By Akhil Sood Jan. 21, 2017
This almost-week is when writerly types become real functional human beings, not rickety pale-faced Palika Bazaar-knockoffs. What we do is important, they tell anyone who’ll listen.
Writing, as any writer will tell you, is a hopeless, Sisyphean struggle just to stay afloat. Publications keep shutting down, low-IQ marketing drones act as “editorial supervisors”, and the need for “content” is championed over the need for good writing. Forget jobs; writers are left worrying if they’ll even have a profession left in five years.

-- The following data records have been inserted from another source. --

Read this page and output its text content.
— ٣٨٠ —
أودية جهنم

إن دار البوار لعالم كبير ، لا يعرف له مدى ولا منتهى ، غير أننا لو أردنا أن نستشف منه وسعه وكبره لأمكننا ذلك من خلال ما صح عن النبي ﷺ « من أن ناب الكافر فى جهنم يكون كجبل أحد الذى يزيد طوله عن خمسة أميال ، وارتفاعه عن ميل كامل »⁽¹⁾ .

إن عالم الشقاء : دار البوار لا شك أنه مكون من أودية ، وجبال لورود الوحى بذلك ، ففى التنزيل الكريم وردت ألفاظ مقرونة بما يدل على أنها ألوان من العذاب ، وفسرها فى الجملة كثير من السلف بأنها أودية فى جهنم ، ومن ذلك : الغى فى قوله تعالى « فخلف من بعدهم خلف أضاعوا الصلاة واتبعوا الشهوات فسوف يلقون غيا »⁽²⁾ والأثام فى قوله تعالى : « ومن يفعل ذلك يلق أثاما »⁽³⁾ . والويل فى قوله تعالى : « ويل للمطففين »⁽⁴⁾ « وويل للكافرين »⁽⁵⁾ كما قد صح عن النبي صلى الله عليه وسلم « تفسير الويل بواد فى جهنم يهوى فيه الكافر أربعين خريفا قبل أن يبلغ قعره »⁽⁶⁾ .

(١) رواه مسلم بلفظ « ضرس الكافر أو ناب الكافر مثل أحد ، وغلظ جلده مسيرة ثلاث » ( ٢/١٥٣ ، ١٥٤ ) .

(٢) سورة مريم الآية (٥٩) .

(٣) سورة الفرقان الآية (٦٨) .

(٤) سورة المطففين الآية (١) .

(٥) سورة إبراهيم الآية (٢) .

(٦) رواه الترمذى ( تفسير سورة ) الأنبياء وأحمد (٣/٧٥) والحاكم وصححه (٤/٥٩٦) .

The whole year is spent in this dark pit of hopelessness… except for five days each year in January. These five days are a springtime oasis, a utopian corner of your own in a party of rich, unpleasant lawyers wearing branded pocket squares. For nearly one entire week, the writer community is showered with love, affection, feigned interest, and other feelings that are not indifference/apathy/ridicule by the mainstream. The air becomes thick with the smell of old books, the sky turns the colour of organic ink, and yuppies with poor grammar are put in jail. Social scientists have even come up with a name for this phenomenon. It’s called the Jaipur Literature Festival, or JLF.
This almost-week is when writerly types become real functional human beings, not rickety, pale-faced Palika Bazaar-knockoffs. They come crawling out of the woodwork; their clandestine sense of self-importance now on full, vulgar display to the world. What we do is important, they tell anyone who’ll listen. And for a few days, people are actually listening to them.
All stops are pulled out to make the most of this opportunity. The first is the obvious overload of swagger and change in tone. From timid to obnoxious, it doesn’t take long for the true personality of the writer to come out. Then there are the serious, influential, eminent journalists, such as myself, who begin live-Tweeting the minutiae of the festival. You know, like it’s a matter of actual significance that people who didn’t even care enough to get passes must know about, stat.
You’ll have people preparing these supposedly edgy performance-art gimmicks in the misguided belief that anyone outside of the bubble actually cares. They’ll rehearse grand speeches. For the Q&A sessions, they’ll note down complicated questions in sentences cluttered with cerebral, show-off words, impossible-to-count clauses and even more impossible syntax – all to show up their peers, or to suck up to people they secretly admire but publicly slate (or the other way ’round). Celebrity gossip, derided for the other 360 days, is given a free pass, even encouraged. Serious subjects like politics and censorship and the future of journalism are discussed in iambic pentameter. Literature puns become cool.
Even before the five days have a chance to shine some sun, the self-loathing returns and with it returns world-weariness not just towards festivals but for writers and writing and anything remotely literary.
For this moment in the sun, writers take the effort to shave. Grimaces transform, for a fleeting period, into ugly, toothy smiles. People get away with saying things like “prose before hoes” or “pitches before bitches” without being shunned by society. Even drinking tap beer and calling it your First Draft is allowed.
It’s a jolly time, but also a short-lived one.
The thing is that, inherently, writers cannot appreciate a good thing. We’re not wired that way (yes, I am a member of this self-loathing tribe). We just don’t know how to have fun, burdened, as we are, by the weight of our own formidable intellect. Writers aren’t happy merely puffing up their hair and their chests and letting loose. We need more. We need misery.
So self-sabotage comes into play. It’s the last refuge of the detached hipster trying to stay relevant: To claim that a good thing used to be a good thing only earlier, when you and not many others knew about its existence. So every year, you’ll have an expanding tribe of my people complaining about how JLF was better “back in my time”. How it’s too crowded now, how the speakers were superior in ’08, and how the event was more intimate and cosy just a few years ago. Now it’s all mainstream. The hype machine has taken over. How Suhel Seth is now a self-parody of a self-parody of a self-parody… Sigh.
So even before the five days have a chance to shine some sun, the self-loathing returns and with it returns world-weariness not just towards festivals but for writers and writing and anything remotely literary and just like that, we’re right back in our natural state… in the dark pit of hopelessness. And that’s where we happily remain until some other poor, misguided bloke attempts to aid the state of literature with another literary festival, this one with featuring snow leopards and dancing dervishes. If it’s hipster enough, maybe this time we won’t bitch.